Rimbaud a marqué la littérature autant par sa vie que par son œuvre, qui est à l'origine de la révolution poétique moderne.
Né à Charleville, dans un milieu modeste, le 20 octobre 1854, Arthur Rimbaud, fort tôt, dut constater l'absence de son père, militaire de carrière, qui s'était séparé de sa mère, Vitalie Cuif, une paysanne de Roche, alors qu'il n'avait que six ans.
L'étroit milieu carolomacérien, où Mme Rimbaud fait figure de personnalité revêche et rigoriste, où l'enseignement du collège est dispensé par un personnel mêlé de laïcs et de prêtres, constitue le monde où il doit vivre.
Il découvre alors le superbe antidote de la poésie par le biais d'exercices scolaires tout d'abord, notamment de compositions en vers latins où il excelle par son savoir et son invention : ce seront ses premiers textes publiés, dans le Bulletin de l'académie de Douai.
Les recueils poétiques qu'on lui prête ou qu'il vole, les récents fascicules du Parnasse contemporain lui révèlent bientôt un autre univers.
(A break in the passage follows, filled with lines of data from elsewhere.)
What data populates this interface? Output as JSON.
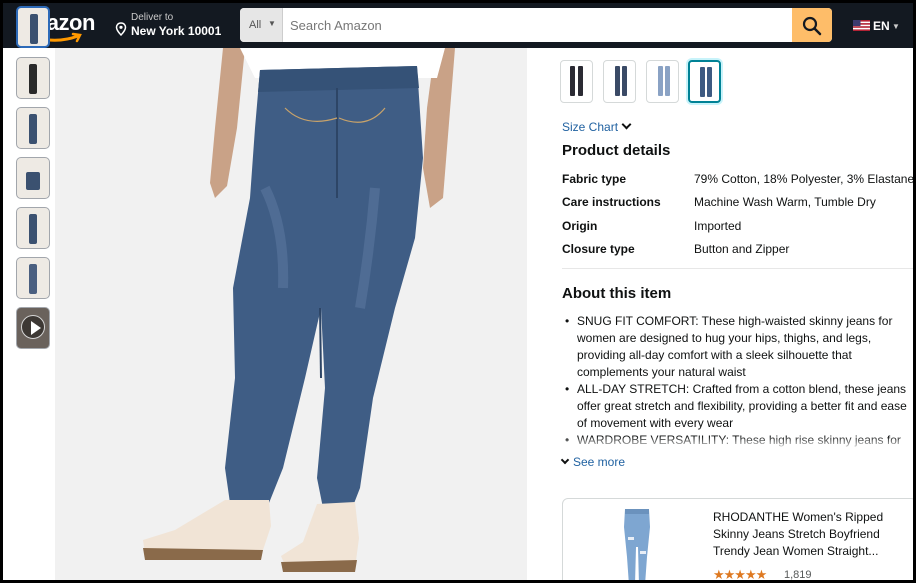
{
  "header": {
    "logo_text": "amazon",
    "deliver_line1": "Deliver to",
    "deliver_line2": "New York 10001",
    "search_category": "All",
    "search_placeholder": "Search Amazon",
    "language": "EN",
    "colors": {
      "nav_bg": "#131921",
      "search_button": "#febd69",
      "logo_smile": "#ff9900"
    }
  },
  "gallery": {
    "thumbnails": [
      "jeans-front",
      "jeans-model-back",
      "jeans-detail",
      "jeans-waist",
      "jeans-full-body",
      "jeans-side",
      "video"
    ],
    "selected_index": 0
  },
  "variants": {
    "swatch_colors": [
      "#2a2a33",
      "#3a4a66",
      "#8aa2c4",
      "#3d5a82"
    ],
    "selected_index": 3
  },
  "size_chart_label": "Size Chart",
  "product_details": {
    "title": "Product details",
    "rows": [
      {
        "key": "Fabric type",
        "value": "79% Cotton, 18% Polyester, 3% Elastane"
      },
      {
        "key": "Care instructions",
        "value": "Machine Wash Warm, Tumble Dry"
      },
      {
        "key": "Origin",
        "value": "Imported"
      },
      {
        "key": "Closure type",
        "value": "Button and Zipper"
      }
    ]
  },
  "about": {
    "title": "About this item",
    "bullets": [
      "SNUG FIT COMFORT: These high-waisted skinny jeans for women are designed to hug your hips, thighs, and legs, providing all-day comfort with a sleek silhouette that complements your natural waist",
      "ALL-DAY STRETCH: Crafted from a cotton blend, these jeans offer great stretch and flexibility, providing a better fit and ease of movement with every wear",
      "WARDROBE VERSATILITY: These high rise skinny jeans for"
    ],
    "see_more": "See more"
  },
  "related": {
    "title": "RHODANTHE Women's Ripped Skinny Jeans Stretch Boyfriend Trendy Jean Women Straight...",
    "stars": "★★★★★",
    "rating": 4.5,
    "rating_count": "1,819"
  }
}
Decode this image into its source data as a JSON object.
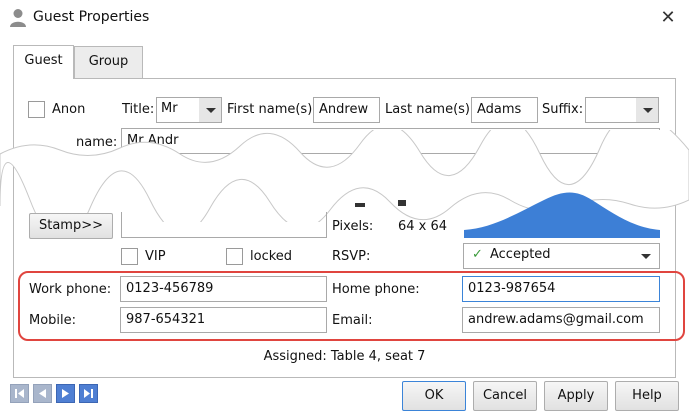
{
  "window": {
    "title": "Guest Properties",
    "close_symbol": "✕"
  },
  "tabs": [
    {
      "label": "Guest",
      "active": true
    },
    {
      "label": "Group",
      "active": false
    }
  ],
  "name_row": {
    "anon_label": "Anon",
    "title_label": "Title:",
    "title_value": "Mr",
    "first_name_label": "First name(s):",
    "first_name_value": "Andrew",
    "last_name_label": "Last name(s):",
    "last_name_value": "Adams",
    "suffix_label": "Suffix:",
    "suffix_value": ""
  },
  "display_name": {
    "label_partial": "name:",
    "value_partial": "Mr Andr"
  },
  "image_row": {
    "stamp_button": "Stamp>>",
    "pixels_label": "Pixels:",
    "pixels_value": "64 x 64"
  },
  "flags": {
    "vip_label": "VIP",
    "locked_label": "locked",
    "rsvp_label": "RSVP:",
    "rsvp_check": "✓",
    "rsvp_value": "Accepted"
  },
  "contacts": {
    "work_phone_label": "Work phone:",
    "work_phone_value": "0123-456789",
    "home_phone_label": "Home phone:",
    "home_phone_value": "0123-987654",
    "mobile_label": "Mobile:",
    "mobile_value": "987-654321",
    "email_label": "Email:",
    "email_value": "andrew.adams@gmail.com"
  },
  "assigned_text": "Assigned: Table 4, seat 7",
  "footer": {
    "ok": "OK",
    "cancel": "Cancel",
    "apply": "Apply",
    "help": "Help"
  },
  "colors": {
    "accent": "#3b84d8",
    "highlight": "#e0453f",
    "image_fill": "#3d7fd6"
  }
}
Théodore de Banville, Gautier, Leconte de Lisle, autant de modèles qu'il admire et saura démarquer avec toute la vivacité de son génie, cependant que Hugo reste encore pour lui un inévitable sommet, dont il rejette l'emphase, mais retient la fantasia verbale.
En 1865, Arthur entre au collège municipal de Charleville, où il se montre brillant élève .
Collectionnant les prix d'excellence en littérature, version, thème... Il rédige en latin avec aisance, des poèmes, des élégies, des dialogues. Mais, il bout intérieurement
En juillet 1869, il participa aux épreuves du Concours académique de composition latine sur le thème « Jugurtha », qu'il remporta facilement. Le principal du collège Jules Desdouets aurait dit de lui : « Rien d'ordinaire ne germe dans cette tête, ce sera le génie du mal ou celui du Bien. »
En obtenant tous les prix dès l’âge de 15 ans, il s'affranchit des humiliations de la petite enfance.
En 1870, alors en classe de rhétorique, le collégien se lie d'amitié avec Georges Izambard, le professeur de rhétorique, son aîné de six ans. Ce dernier lui prête des livres, tel les Misérables de Victor Hugo.
Son professeur encouragea ses essais poétiques, s'étonnant notamment des audaces de syntaxe et de métrique présentes dans ses premiers poèmes (Trois Baisers, la musique, les Réparties de Nina, le Dormeur du val, Au cabaret vert).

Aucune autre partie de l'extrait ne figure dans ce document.